The past week has been one of the most stressful of her career.

"Never like a complete shutdown like this. This was pretty overwhelming to have to go through this and our families ... uggh," Lynch said with a sigh. "I feel like we were at a loss for them, that we kind of dropped the ball, but it wasn't our fault."

One week ago, nine head start centers in Leon, Jefferson and Franklin Counties were forced to close.

100 employees and the parents of 378 children were on pins and needles wondering when Congress would come up with a deal.

They're still waiting on that, but private donors - Laura and John Arnold - have given ten million dollars to Head Starts like these to keep the lights on, the doors open and the staff paid until November first.

"It's temporary, but I don't like looking at it that way, but we are all hoping Congress can start talking to each other so they can resolve it and pass a budget and we won't have to worry about it," Head Start Director Laurie Leiner said.

The doors re-opened Tuesday morning. Those who work here, and those who count on them to keep their children safe, are hoping they won't have to hold their collective breath again come November first.

"The children, they really need the program and we need it too. We all need our jobs," Lynch said.

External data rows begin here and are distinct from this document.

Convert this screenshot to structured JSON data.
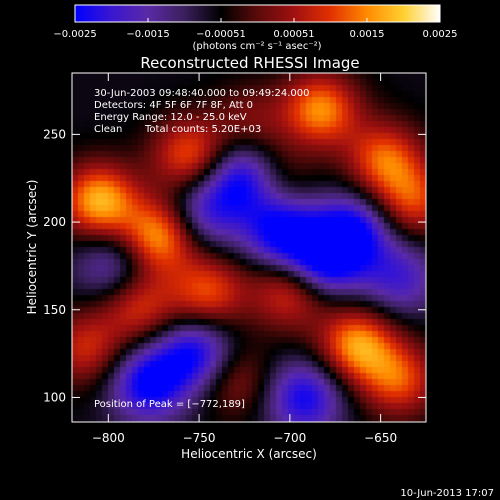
{
  "colorbar": {
    "tick_labels": [
      "−0.0025",
      "−0.0015",
      "−0.00051",
      "0.00051",
      "0.0015",
      "0.0025"
    ],
    "units_label": "(photons cm⁻² s⁻¹ asec⁻²)",
    "colormap": [
      "#0000ff",
      "#3a16d0",
      "#5a2aa6",
      "#3a1f5c",
      "#000000",
      "#5a0a0a",
      "#a01010",
      "#e23000",
      "#ff8a00",
      "#ffd030",
      "#ffffff"
    ]
  },
  "chart_data": {
    "type": "heatmap",
    "title": "Reconstructed RHESSI Image",
    "xlabel": "Heliocentric X (arcsec)",
    "ylabel": "Heliocentric Y (arcsec)",
    "xlim": [
      -820,
      -625
    ],
    "ylim": [
      86,
      285
    ],
    "xticks": [
      -800,
      -750,
      -700,
      -650
    ],
    "yticks": [
      100,
      150,
      200,
      250
    ],
    "zrange": [
      -0.0025,
      0.0025
    ],
    "peak_position": [
      -772,
      189
    ],
    "hot_spots": [
      {
        "x": -805,
        "y": 212,
        "v": 0.0024
      },
      {
        "x": -772,
        "y": 192,
        "v": 0.0023
      },
      {
        "x": -755,
        "y": 238,
        "v": 0.0018
      },
      {
        "x": -683,
        "y": 264,
        "v": 0.0021
      },
      {
        "x": -745,
        "y": 160,
        "v": 0.0017
      },
      {
        "x": -783,
        "y": 152,
        "v": 0.0015
      },
      {
        "x": -700,
        "y": 160,
        "v": 0.0016
      },
      {
        "x": -663,
        "y": 130,
        "v": 0.0022
      },
      {
        "x": -648,
        "y": 236,
        "v": 0.0018
      },
      {
        "x": -632,
        "y": 212,
        "v": 0.0016
      },
      {
        "x": -640,
        "y": 110,
        "v": 0.0017
      },
      {
        "x": -812,
        "y": 128,
        "v": 0.0014
      },
      {
        "x": -730,
        "y": 110,
        "v": 0.001
      },
      {
        "x": -722,
        "y": 258,
        "v": 0.0008
      },
      {
        "x": -710,
        "y": 225,
        "v": 0.001
      }
    ],
    "cold_spots": [
      {
        "x": -725,
        "y": 225,
        "v": -0.0022
      },
      {
        "x": -705,
        "y": 195,
        "v": -0.002
      },
      {
        "x": -682,
        "y": 178,
        "v": -0.0021
      },
      {
        "x": -752,
        "y": 125,
        "v": -0.0019
      },
      {
        "x": -778,
        "y": 108,
        "v": -0.002
      },
      {
        "x": -692,
        "y": 100,
        "v": -0.0018
      },
      {
        "x": -665,
        "y": 195,
        "v": -0.0019
      },
      {
        "x": -748,
        "y": 205,
        "v": -0.0014
      },
      {
        "x": -797,
        "y": 175,
        "v": -0.0012
      },
      {
        "x": -640,
        "y": 168,
        "v": -0.0013
      }
    ]
  },
  "info": {
    "time_range": "30-Jun-2003 09:48:40.000 to 09:49:24.000",
    "detectors": "Detectors: 4F 5F 6F 7F 8F, Att 0",
    "energy": "Energy Range: 12.0 - 25.0 keV",
    "method": "Clean",
    "counts": "Total counts: 5.20E+03",
    "peak": "Position of Peak = [−772,189]"
  },
  "footer": {
    "timestamp": "10-Jun-2013 17:07"
  }
}
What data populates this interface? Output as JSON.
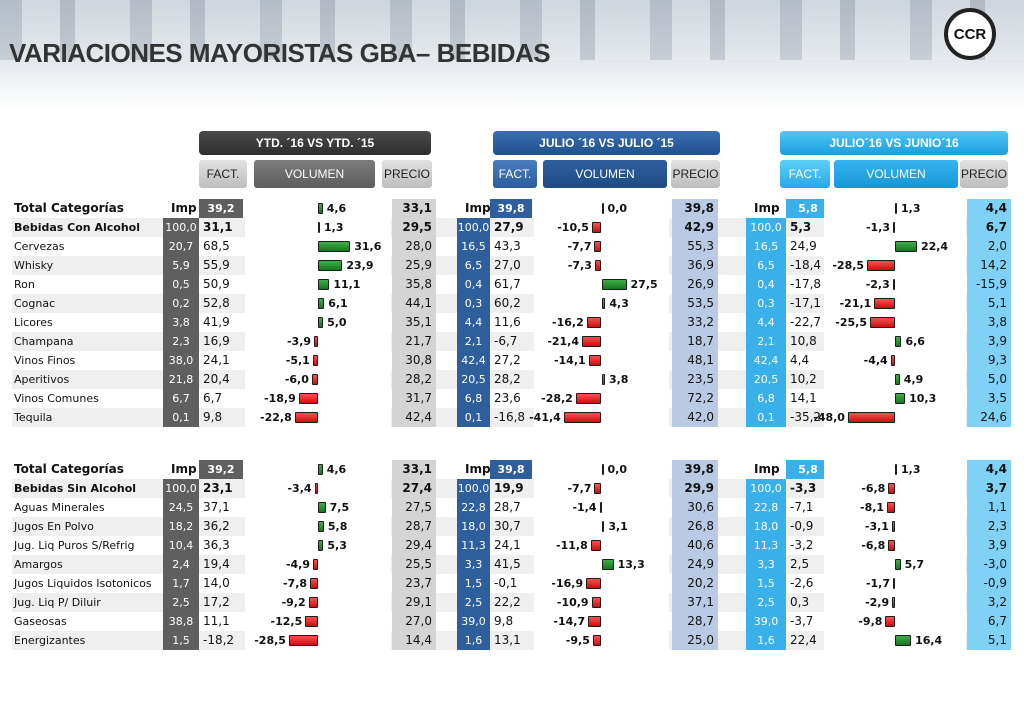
{
  "title": "VARIACIONES MAYORISTAS GBA– BEBIDAS",
  "logo_text": "CCR",
  "headers": {
    "ytd": "YTD. ´16 VS YTD. ´15",
    "julio_anual": "JULIO ´16 VS JULIO ´15",
    "julio_mensual": "JULIO´16 VS JUNIO´16",
    "fact": "FACT.",
    "volumen": "VOLUMEN",
    "precio": "PRECIO"
  },
  "imp_label": "Imp",
  "tables": [
    {
      "rows": [
        {
          "label": "Total  Categorías",
          "style": "t",
          "p1": {
            "imp": "39,2",
            "fact": "",
            "vol": 4.6,
            "vol_txt": "4,6",
            "precio": "33,1"
          },
          "p2": {
            "imp": "39,8",
            "fact": "",
            "vol": 0.0,
            "vol_txt": "0,0",
            "precio": "39,8"
          },
          "p3": {
            "imp": "5,8",
            "fact": "",
            "vol": 1.3,
            "vol_txt": "1,3",
            "precio": "4,4"
          }
        },
        {
          "label": "Bebidas Con Alcohol",
          "style": "b",
          "p1": {
            "imp": "100,0",
            "fact": "31,1",
            "vol": 1.3,
            "vol_txt": "1,3",
            "precio": "29,5"
          },
          "p2": {
            "imp": "100,0",
            "fact": "27,9",
            "vol": -10.5,
            "vol_txt": "-10,5",
            "precio": "42,9"
          },
          "p3": {
            "imp": "100,0",
            "fact": "5,3",
            "vol": -1.3,
            "vol_txt": "-1,3",
            "precio": "6,7"
          }
        },
        {
          "label": "Cervezas",
          "style": "",
          "p1": {
            "imp": "20,7",
            "fact": "68,5",
            "vol": 31.6,
            "vol_txt": "31,6",
            "precio": "28,0"
          },
          "p2": {
            "imp": "16,5",
            "fact": "43,3",
            "vol": -7.7,
            "vol_txt": "-7,7",
            "precio": "55,3"
          },
          "p3": {
            "imp": "16,5",
            "fact": "24,9",
            "vol": 22.4,
            "vol_txt": "22,4",
            "precio": "2,0"
          }
        },
        {
          "label": "Whisky",
          "style": "",
          "p1": {
            "imp": "5,9",
            "fact": "55,9",
            "vol": 23.9,
            "vol_txt": "23,9",
            "precio": "25,9"
          },
          "p2": {
            "imp": "6,5",
            "fact": "27,0",
            "vol": -7.3,
            "vol_txt": "-7,3",
            "precio": "36,9"
          },
          "p3": {
            "imp": "6,5",
            "fact": "-18,4",
            "vol": -28.5,
            "vol_txt": "-28,5",
            "precio": "14,2"
          }
        },
        {
          "label": "Ron",
          "style": "",
          "p1": {
            "imp": "0,5",
            "fact": "50,9",
            "vol": 11.1,
            "vol_txt": "11,1",
            "precio": "35,8"
          },
          "p2": {
            "imp": "0,4",
            "fact": "61,7",
            "vol": 27.5,
            "vol_txt": "27,5",
            "precio": "26,9"
          },
          "p3": {
            "imp": "0,4",
            "fact": "-17,8",
            "vol": -2.3,
            "vol_txt": "-2,3",
            "precio": "-15,9"
          }
        },
        {
          "label": "Cognac",
          "style": "",
          "p1": {
            "imp": "0,2",
            "fact": "52,8",
            "vol": 6.1,
            "vol_txt": "6,1",
            "precio": "44,1"
          },
          "p2": {
            "imp": "0,3",
            "fact": "60,2",
            "vol": 4.3,
            "vol_txt": "4,3",
            "precio": "53,5"
          },
          "p3": {
            "imp": "0,3",
            "fact": "-17,1",
            "vol": -21.1,
            "vol_txt": "-21,1",
            "precio": "5,1"
          }
        },
        {
          "label": "Licores",
          "style": "",
          "p1": {
            "imp": "3,8",
            "fact": "41,9",
            "vol": 5.0,
            "vol_txt": "5,0",
            "precio": "35,1"
          },
          "p2": {
            "imp": "4,4",
            "fact": "11,6",
            "vol": -16.2,
            "vol_txt": "-16,2",
            "precio": "33,2"
          },
          "p3": {
            "imp": "4,4",
            "fact": "-22,7",
            "vol": -25.5,
            "vol_txt": "-25,5",
            "precio": "3,8"
          }
        },
        {
          "label": "Champana",
          "style": "",
          "p1": {
            "imp": "2,3",
            "fact": "16,9",
            "vol": -3.9,
            "vol_txt": "-3,9",
            "precio": "21,7"
          },
          "p2": {
            "imp": "2,1",
            "fact": "-6,7",
            "vol": -21.4,
            "vol_txt": "-21,4",
            "precio": "18,7"
          },
          "p3": {
            "imp": "2,1",
            "fact": "10,8",
            "vol": 6.6,
            "vol_txt": "6,6",
            "precio": "3,9"
          }
        },
        {
          "label": "Vinos Finos",
          "style": "",
          "p1": {
            "imp": "38,0",
            "fact": "24,1",
            "vol": -5.1,
            "vol_txt": "-5,1",
            "precio": "30,8"
          },
          "p2": {
            "imp": "42,4",
            "fact": "27,2",
            "vol": -14.1,
            "vol_txt": "-14,1",
            "precio": "48,1"
          },
          "p3": {
            "imp": "42,4",
            "fact": "4,4",
            "vol": -4.4,
            "vol_txt": "-4,4",
            "precio": "9,3"
          }
        },
        {
          "label": "Aperitivos",
          "style": "",
          "p1": {
            "imp": "21,8",
            "fact": "20,4",
            "vol": -6.0,
            "vol_txt": "-6,0",
            "precio": "28,2"
          },
          "p2": {
            "imp": "20,5",
            "fact": "28,2",
            "vol": 3.8,
            "vol_txt": "3,8",
            "precio": "23,5"
          },
          "p3": {
            "imp": "20,5",
            "fact": "10,2",
            "vol": 4.9,
            "vol_txt": "4,9",
            "precio": "5,0"
          }
        },
        {
          "label": "Vinos Comunes",
          "style": "",
          "p1": {
            "imp": "6,7",
            "fact": "6,7",
            "vol": -18.9,
            "vol_txt": "-18,9",
            "precio": "31,7"
          },
          "p2": {
            "imp": "6,8",
            "fact": "23,6",
            "vol": -28.2,
            "vol_txt": "-28,2",
            "precio": "72,2"
          },
          "p3": {
            "imp": "6,8",
            "fact": "14,1",
            "vol": 10.3,
            "vol_txt": "10,3",
            "precio": "3,5"
          }
        },
        {
          "label": "Tequila",
          "style": "",
          "p1": {
            "imp": "0,1",
            "fact": "9,8",
            "vol": -22.8,
            "vol_txt": "-22,8",
            "precio": "42,4"
          },
          "p2": {
            "imp": "0,1",
            "fact": "-16,8",
            "vol": -41.4,
            "vol_txt": "-41,4",
            "precio": "42,0"
          },
          "p3": {
            "imp": "0,1",
            "fact": "-35,2",
            "vol": -48.0,
            "vol_txt": "-48,0",
            "precio": "24,6"
          }
        }
      ]
    },
    {
      "rows": [
        {
          "label": "Total  Categorías",
          "style": "t",
          "p1": {
            "imp": "39,2",
            "fact": "",
            "vol": 4.6,
            "vol_txt": "4,6",
            "precio": "33,1"
          },
          "p2": {
            "imp": "39,8",
            "fact": "",
            "vol": 0.0,
            "vol_txt": "0,0",
            "precio": "39,8"
          },
          "p3": {
            "imp": "5,8",
            "fact": "",
            "vol": 1.3,
            "vol_txt": "1,3",
            "precio": "4,4"
          }
        },
        {
          "label": "Bebidas Sin Alcohol",
          "style": "b",
          "p1": {
            "imp": "100,0",
            "fact": "23,1",
            "vol": -3.4,
            "vol_txt": "-3,4",
            "precio": "27,4"
          },
          "p2": {
            "imp": "100,0",
            "fact": "19,9",
            "vol": -7.7,
            "vol_txt": "-7,7",
            "precio": "29,9"
          },
          "p3": {
            "imp": "100,0",
            "fact": "-3,3",
            "vol": -6.8,
            "vol_txt": "-6,8",
            "precio": "3,7"
          }
        },
        {
          "label": "Aguas Minerales",
          "style": "",
          "p1": {
            "imp": "24,5",
            "fact": "37,1",
            "vol": 7.5,
            "vol_txt": "7,5",
            "precio": "27,5"
          },
          "p2": {
            "imp": "22,8",
            "fact": "28,7",
            "vol": -1.4,
            "vol_txt": "-1,4",
            "precio": "30,6"
          },
          "p3": {
            "imp": "22,8",
            "fact": "-7,1",
            "vol": -8.1,
            "vol_txt": "-8,1",
            "precio": "1,1"
          }
        },
        {
          "label": "Jugos En Polvo",
          "style": "",
          "p1": {
            "imp": "18,2",
            "fact": "36,2",
            "vol": 5.8,
            "vol_txt": "5,8",
            "precio": "28,7"
          },
          "p2": {
            "imp": "18,0",
            "fact": "30,7",
            "vol": 3.1,
            "vol_txt": "3,1",
            "precio": "26,8"
          },
          "p3": {
            "imp": "18,0",
            "fact": "-0,9",
            "vol": -3.1,
            "vol_txt": "-3,1",
            "precio": "2,3"
          }
        },
        {
          "label": "Jug. Liq Puros S/Refrig",
          "style": "",
          "p1": {
            "imp": "10,4",
            "fact": "36,3",
            "vol": 5.3,
            "vol_txt": "5,3",
            "precio": "29,4"
          },
          "p2": {
            "imp": "11,3",
            "fact": "24,1",
            "vol": -11.8,
            "vol_txt": "-11,8",
            "precio": "40,6"
          },
          "p3": {
            "imp": "11,3",
            "fact": "-3,2",
            "vol": -6.8,
            "vol_txt": "-6,8",
            "precio": "3,9"
          }
        },
        {
          "label": "Amargos",
          "style": "",
          "p1": {
            "imp": "2,4",
            "fact": "19,4",
            "vol": -4.9,
            "vol_txt": "-4,9",
            "precio": "25,5"
          },
          "p2": {
            "imp": "3,3",
            "fact": "41,5",
            "vol": 13.3,
            "vol_txt": "13,3",
            "precio": "24,9"
          },
          "p3": {
            "imp": "3,3",
            "fact": "2,5",
            "vol": 5.7,
            "vol_txt": "5,7",
            "precio": "-3,0"
          }
        },
        {
          "label": "Jugos Liquidos Isotonicos",
          "style": "",
          "p1": {
            "imp": "1,7",
            "fact": "14,0",
            "vol": -7.8,
            "vol_txt": "-7,8",
            "precio": "23,7"
          },
          "p2": {
            "imp": "1,5",
            "fact": "-0,1",
            "vol": -16.9,
            "vol_txt": "-16,9",
            "precio": "20,2"
          },
          "p3": {
            "imp": "1,5",
            "fact": "-2,6",
            "vol": -1.7,
            "vol_txt": "-1,7",
            "precio": "-0,9"
          }
        },
        {
          "label": "Jug. Liq P/ Diluir",
          "style": "",
          "p1": {
            "imp": "2,5",
            "fact": "17,2",
            "vol": -9.2,
            "vol_txt": "-9,2",
            "precio": "29,1"
          },
          "p2": {
            "imp": "2,5",
            "fact": "22,2",
            "vol": -10.9,
            "vol_txt": "-10,9",
            "precio": "37,1"
          },
          "p3": {
            "imp": "2,5",
            "fact": "0,3",
            "vol": -2.9,
            "vol_txt": "-2,9",
            "precio": "3,2"
          }
        },
        {
          "label": "Gaseosas",
          "style": "",
          "p1": {
            "imp": "38,8",
            "fact": "11,1",
            "vol": -12.5,
            "vol_txt": "-12,5",
            "precio": "27,0"
          },
          "p2": {
            "imp": "39,0",
            "fact": "9,8",
            "vol": -14.7,
            "vol_txt": "-14,7",
            "precio": "28,7"
          },
          "p3": {
            "imp": "39,0",
            "fact": "-3,7",
            "vol": -9.8,
            "vol_txt": "-9,8",
            "precio": "6,7"
          }
        },
        {
          "label": "Energizantes",
          "style": "",
          "p1": {
            "imp": "1,5",
            "fact": "-18,2",
            "vol": -28.5,
            "vol_txt": "-28,5",
            "precio": "14,4"
          },
          "p2": {
            "imp": "1,6",
            "fact": "13,1",
            "vol": -9.5,
            "vol_txt": "-9,5",
            "precio": "25,0"
          },
          "p3": {
            "imp": "1,6",
            "fact": "22,4",
            "vol": 16.4,
            "vol_txt": "16,4",
            "precio": "5,1"
          }
        }
      ]
    }
  ],
  "colors": {
    "positive": "#2e9a3a",
    "negative": "#e01e1e",
    "panel1": "#5f5f5f",
    "panel2": "#2f5e9d",
    "panel3": "#3ab0ea"
  }
}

The ten million dollars was given to the national Head Start Association and earmarked for seven programs that were forced to close with the shutdown. That includes the ones in our area which are run by the Capital Area Community Action Agency.


By: A.J. Hilton
October 7, 2013

Tallahassee, FL - A $10 million donation from two philanthropists will keep Head Start programs in several states, including Florida and Georgia, open through at least the month of October.

National Head Start Association officials say the donation came from Laura and John Arnold, and will help serve more than 7,000 at-risk children while the government shutdown continues. The Executive Director of the Capital Area Community Agency, Tim Center, says Head Start offices in Leon, Jefferson and Franklin Counties will re-open Tuesday, October 8th. “This is a tremendous gift,” said Center. “This donation will help so many families in our area, and we are just so fortunate to have people that have given so much.”

Programs in Florida, Georgia, Alabama, Connecticut, South Carolina and Missouri were closed at the end of the first week of the shutdown. NHSA officials say the programs have been allocated federal funding, but administrators are blocked from accessing the money because of the stalemate in Washington.

The Head Start program helps more than 27 million of the country’s poorest children prepare for kindergarten.


By: Julie Montanaro
October 1, 2013

Tallahassee, FL - The federal shutdown has forced nine Head Start Centers in Leon, Jefferson and Franklin County to shut down.

More than 375 families living in poverty count on Head Start for day care and basic medical and dental care for their children.

That means parents like Victoria Thomas must scramble to make other child care arrangements or face the prospect of missing school or work until they do.

Thomas had choice words for Congress.

"They need to work harder for-- for not only just me but other people that are in my similar situation because we pay our taxes, we support them, and they need to support us," Thomas said.

Thomas is a full time graduate student at FAMU. She is now trying to find a friend to watch her four year old daughter and is even considering taking the child to class with her.

These are the families who can least afford to miss work, Capital Area Community Action Agency Executive Director Tim Center said.

The centers also employ about 100 teachers and aides who are now out of work. They had already been furloughed due to the sequester.

The head of the Capital Area Community Action Agency says they depend almost entirely on federal funding and are hoping Congress reaches a deal fast.

"They're essentially kicking them while they're down," Center said.